5. Summary and Conclusions
The purpose of this research study was to design and construct a large-scale rainfall simulator capable of repeatedly simulating rainfall with characteristics similar to natural rainfall. The design for the rainfall simulator was largely based on existing designs in ASTM D6459-15. However, changes were made due to the lack of specified products available for purchase and a desire to improve upon the existing ASTM standard testing method. Changes included: (1) using Nelson Irrigation PC-S3000 sprinkler heads in lieu of nozzles, no longer commercially available, stated in ASTM D6459-15) and (2) substituting solenoid valves in lieu of manual ball values. Discussion into the proper use of ASTM specified equations and their appropriateness were also introduced.

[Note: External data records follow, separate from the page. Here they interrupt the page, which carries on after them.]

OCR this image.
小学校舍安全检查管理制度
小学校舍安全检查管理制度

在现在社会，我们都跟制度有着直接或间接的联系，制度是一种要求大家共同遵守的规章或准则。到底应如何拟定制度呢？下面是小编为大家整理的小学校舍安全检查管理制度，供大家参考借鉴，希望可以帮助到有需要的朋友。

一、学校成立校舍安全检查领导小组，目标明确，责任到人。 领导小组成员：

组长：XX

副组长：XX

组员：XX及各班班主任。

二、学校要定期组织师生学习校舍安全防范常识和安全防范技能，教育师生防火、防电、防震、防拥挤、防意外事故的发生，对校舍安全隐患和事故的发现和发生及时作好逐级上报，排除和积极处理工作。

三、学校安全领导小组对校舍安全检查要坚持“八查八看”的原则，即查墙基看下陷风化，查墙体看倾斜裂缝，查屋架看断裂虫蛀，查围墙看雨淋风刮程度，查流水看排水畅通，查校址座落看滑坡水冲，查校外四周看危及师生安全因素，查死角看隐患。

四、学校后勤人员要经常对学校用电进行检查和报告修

In accordance with ASTM D6459-15, rainfall intensities of 50.8, 101.6, 152.4 mm/hr (2.0, 4.0, and 6.0 in./hr) were simulated. Thirty, 15-min calibration experiments were conducted to determine the average experimental rainfall intensities and uniformities, drop size distribution, and erosive energy produced by the rainfall simulator. The experimental values were then compared with their corresponding theoretical targets to determine if the apparatus was adequately simulating natural rainfall. The theoretical target rainfall intensities for this study were 50.8, 101.6, and 152.4 mm/hr (2.0, 4.0, and 6.0 in./hr). The average experimental rainfall intensities produced by the rainfall simulator were found to be 53.8, 105.9, and 154.2 mm/hr (2.12, 4.17, and 6.07 in./hr), respectively. The uniformity of the rainfall distribution, quantified using CUC, was calculated to range between 87.0 to 87.7%. The corresponding average drop size were calculated to be 2.39, 2.58, and 2.35 mm (0.094, 0.101, and 0.093 in.), respectively. These results indicate that the rainfall simulator provides repeatable rainfall intensities, achieves uniformity, and produces consistent drop sizes.
As shown in
Figure 9 and
Figure 10 above, the simulator was also used to perform a series of bare soil control tests to establish a baseline for future evaluation of hillslope erosion control products. The results summarized in
Table 6 as well as the visual inspection of the test plot after each control test provide evidence that the rainfall simulator produced erosion results consistent within expected ranges. Visual inspections provided evidence of the occurrence of consistent splash erosion, sheet erosion, and rill erosion patterns; as well as consistent sediment yield, turbidity, and sediment concentrations measurements. Future research is also planned to test and evaluate various erosion control measures (i.e., rolled erosion control products, hydromulch, conventional mulching practices, etc.) on the test slope and to compare the performance and effectiveness of each respective practice in reducing erosion.